Two, he had yet to truly taste the depths of Hell.
She
lay beside him, her soft body curled into his, as naked as the day she was born, exactly as he had dreamed it so many times: her buttocks nestling his morning arousal, his arm draped possessively around her waist, the morning sun shimmering on her hair like dew on an innocent flower.
The pain in his head was suddenly naught compared with the dread and denial that raked his gut.
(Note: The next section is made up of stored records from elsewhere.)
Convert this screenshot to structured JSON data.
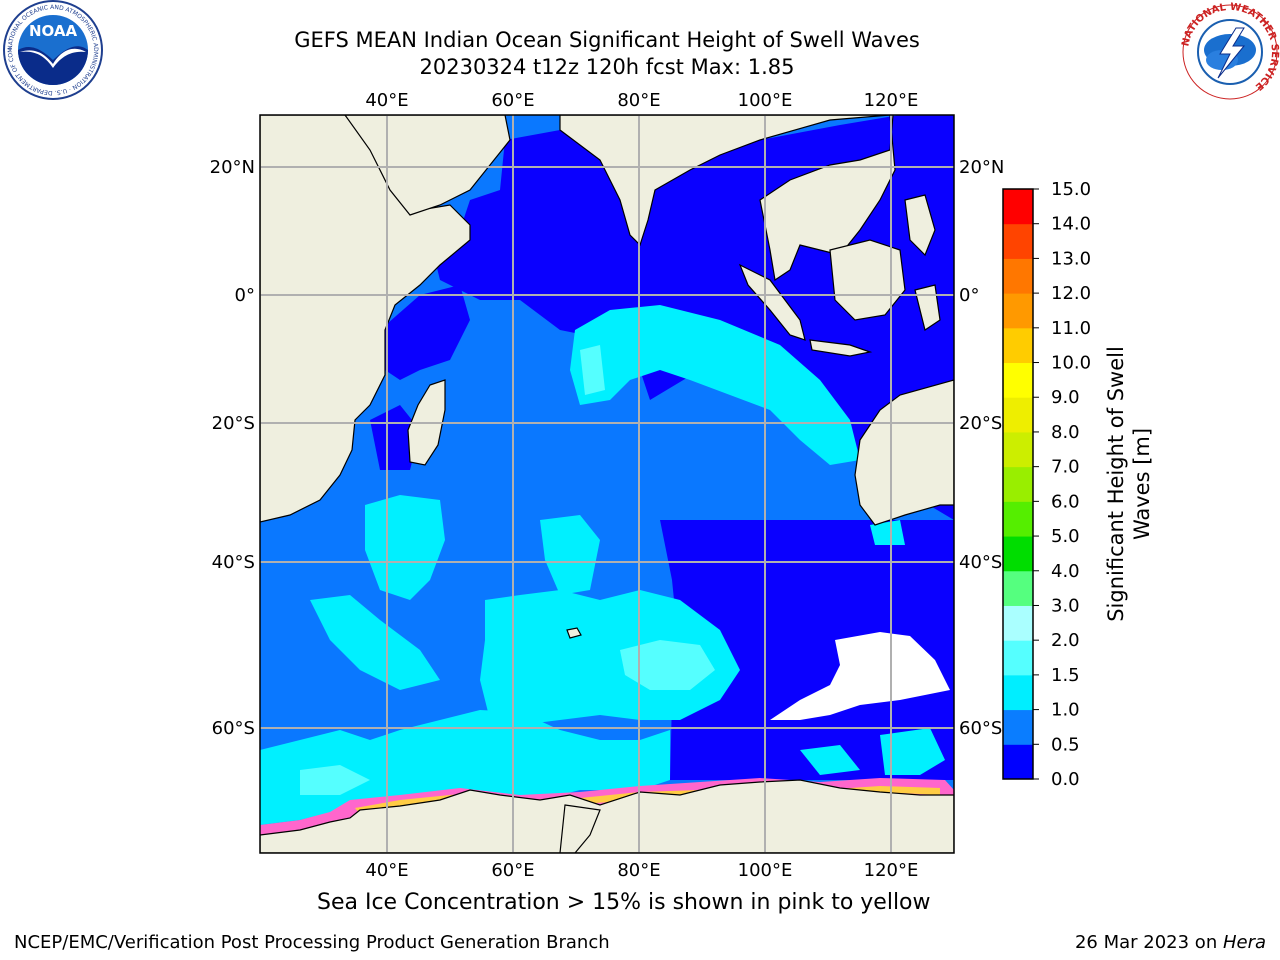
{
  "header": {
    "title_line1": "GEFS MEAN Indian Ocean Significant Height of Swell Waves",
    "title_line2": "20230324 t12z 120h fcst   Max: 1.85"
  },
  "logos": {
    "left": "NOAA",
    "left_ring": "NATIONAL OCEANIC AND ATMOSPHERIC ADMINISTRATION · U.S. DEPARTMENT OF COMMERCE",
    "right_ring": "NATIONAL WEATHER SERVICE"
  },
  "map": {
    "lon_ticks": [
      "40°E",
      "60°E",
      "80°E",
      "100°E",
      "120°E"
    ],
    "lat_ticks": [
      "20°N",
      "0°",
      "20°S",
      "40°S",
      "60°S"
    ],
    "colors": {
      "land": "#efefdf",
      "deep_blue": "#0a00ff",
      "mid_blue": "#0a78ff",
      "cyan": "#00f0ff",
      "light_cyan": "#55ffff",
      "ice_pink": "#ff66cc",
      "ice_yellow": "#ffcc44",
      "grid": "#b0b0b0"
    }
  },
  "colorbar": {
    "label_line1": "Significant Height of Swell",
    "label_line2": "Waves [m]",
    "ticks": [
      "0.0",
      "0.5",
      "1.0",
      "1.5",
      "2.0",
      "3.0",
      "4.0",
      "5.0",
      "6.0",
      "7.0",
      "8.0",
      "9.0",
      "10.0",
      "11.0",
      "12.0",
      "13.0",
      "14.0",
      "15.0"
    ],
    "colors": [
      "#0000ff",
      "#0a7dff",
      "#00eeff",
      "#55ffff",
      "#aaffff",
      "#55ff7f",
      "#00dd00",
      "#55ee00",
      "#99ee00",
      "#ccee00",
      "#eeee00",
      "#ffff00",
      "#ffcc00",
      "#ff9900",
      "#ff7700",
      "#ff4400",
      "#ff0000"
    ]
  },
  "caption": "Sea Ice Concentration > 15% is shown in pink to yellow",
  "footer": {
    "left": "NCEP/EMC/Verification Post Processing Product Generation Branch",
    "date": "26 Mar 2023 on ",
    "machine": "Hera"
  }
}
Holy Mary, Mother of God, what had he done?
He could not move, even as his stomach lurched threateningly. Some part of his addled brain clung to the word “innocent.” Mayhap he had wandered into her room in the grasp of a drunken dream. Mayhap he had merely lain beside her ...
He carefully lifted his arm and moved away from her, rising from the bed one slow inch at a time, ignoring the stabbing torment that exploded through his head. Even before he stood, his rapidly awakening senses told him that his wish was hopeless.
For there on the woolen coverlet was the proof of what he had done, the stain of her lost virginity. Burn him, he had not even bothered to pull back the blankets and ease her onto the sheets before he had taken her.
He staggered backward a step, stumbled from the dais, almost tripped over his boots. They lay discarded atop his garments. He stared down at them—and the night’s folly came back to him one drunken drop at a time. Most of it. Some of it. Enough of it. He had barely taken the time to undress before thrusting inside her.
Groaning a curse, he raised both hands to his head in a futile effort to either stop the relentless thunder or crush his own skull. He could not blame her. She had used no tricks or lies. He remembered that much. He had been the one who had come to her. She had pleaded with him to leave, but he had pressed on. Run her to ground like a hunter after a sleek doe.